Industrial-Grade Storage Built With Laser-Cut Steel

A tidy workshop is much more likely to be a happy workshop, and one that better supports the practice of making. Organisation is key to maintaining tidiness over time, and for that, you need storage. [Wesley Treat] needed some more space recently, and set about building a serious storage unit using laser-cut parts.

The key to the build lies in the elegant steel flanges used to make the drawers. These were designed in CAD, with a DXF cutting file exported and sent off to OSH Cut for laser cutting and bending, in much the same way one would send 3D printed parts off to Shapeways or PCB files to JLCPCB. The drawer flanges are then joined with steel angle and fitted with plywood bases and sides. The drawers are then given CNC-engraved nameplates for a nice aesthetic touch. Once finished, the heavy duty drawers slide on wooden rails built into the walnut frame.

It’s a great example of how farming out a single piece of a larger project can lead to a quicker build and better final results. Producing 12 flanges by hand in the home shop would take longer and likely have far more variability. For those that only have a 3D printer at home, farming out production for metal parts is a good way to do heavy-duty projects without having to invest in an entire machine shop.

[Wesley] has graced these pages before, too – with a great guide on reproducing knobs for vintage hardware. Video after the break.

19 thoughts on “Industrial-Grade Storage Built With Laser-Cut Steel

  1. >The subject sticks his or her hand in the box, which causes immense pain. If they immediately follow their instincts and withdraw their hand, the Bene Gesserit deems them as base as animals; if the subject can remain aware enough of the certain death at their neck to stick through the pain, they pass the test.

    That’s the first thing that pops up in my mind.

  2. I cannot recommend OshCut highly enough. I’ve had them cut 3/16 steel plates to make a modular drive sprocket (add or remove plates to change belt widths), chain sprockets with oddball mounting patterns to fit HoverBoard motors sans tire, and 1mm thick spring-steel snap rings (evidently nobody make 44mm snap rings stock) and all have come out beautifully. Also a mounting bracket for my working model 20mm siege mortar.

    I appreciate the quality and attention to detail, and I *really* appreciate the easy on-line quote and design rule check.

    1. I agree! I used OshCut extensively via my research lab & their quote tool & prices blow away my local shops. So I ended up doing CNC at local shops and anything sheet-based got laser cut by OshCut for 1/10 the price.

    2. You know, sometimes I don’t mind finding a new service through a legit article.

      I don’t feel like I was advertised to, and I found a new avenue for getting stuff made with little hassle involving equipment I don’t expect to own at any point- so its a win win. Oshcut looks cool.
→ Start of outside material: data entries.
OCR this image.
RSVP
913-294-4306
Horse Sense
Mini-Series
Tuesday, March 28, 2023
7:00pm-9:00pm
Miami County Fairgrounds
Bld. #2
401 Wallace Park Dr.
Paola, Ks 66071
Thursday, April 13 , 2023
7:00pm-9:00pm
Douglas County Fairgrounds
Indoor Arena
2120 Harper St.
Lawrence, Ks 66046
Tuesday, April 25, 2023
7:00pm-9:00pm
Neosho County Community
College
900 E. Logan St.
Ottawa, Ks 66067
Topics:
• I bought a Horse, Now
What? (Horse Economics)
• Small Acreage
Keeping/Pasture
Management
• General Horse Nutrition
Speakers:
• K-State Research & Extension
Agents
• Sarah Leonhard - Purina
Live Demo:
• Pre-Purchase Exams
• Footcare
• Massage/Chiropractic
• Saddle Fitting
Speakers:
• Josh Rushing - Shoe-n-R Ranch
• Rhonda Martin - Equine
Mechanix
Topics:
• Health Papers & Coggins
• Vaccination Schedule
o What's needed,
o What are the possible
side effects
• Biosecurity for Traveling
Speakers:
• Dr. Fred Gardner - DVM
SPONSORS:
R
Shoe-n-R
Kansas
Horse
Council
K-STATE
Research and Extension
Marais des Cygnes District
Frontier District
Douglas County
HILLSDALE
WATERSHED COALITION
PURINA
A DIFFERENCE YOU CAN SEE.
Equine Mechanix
  3. Looks like aesthetics overruled practicability here. And, strictly personally speaking, I find the boxes to be rather ostentatious with their assumed-but-uneducated “industrial” look

    1. This is an aesthetic exercise rather than a practical one since they store about half the volume they take up. I’d say “Homage to mid-century YMCA locker room styling “. Likely they’re accompanied by bare-filament “antique” LED lighting and a Estella Caffe espresso machine.

    2. Yep, pretty sure Adam Savage nailed some more practical storage boxes together from simple plywood recently that are way more practical.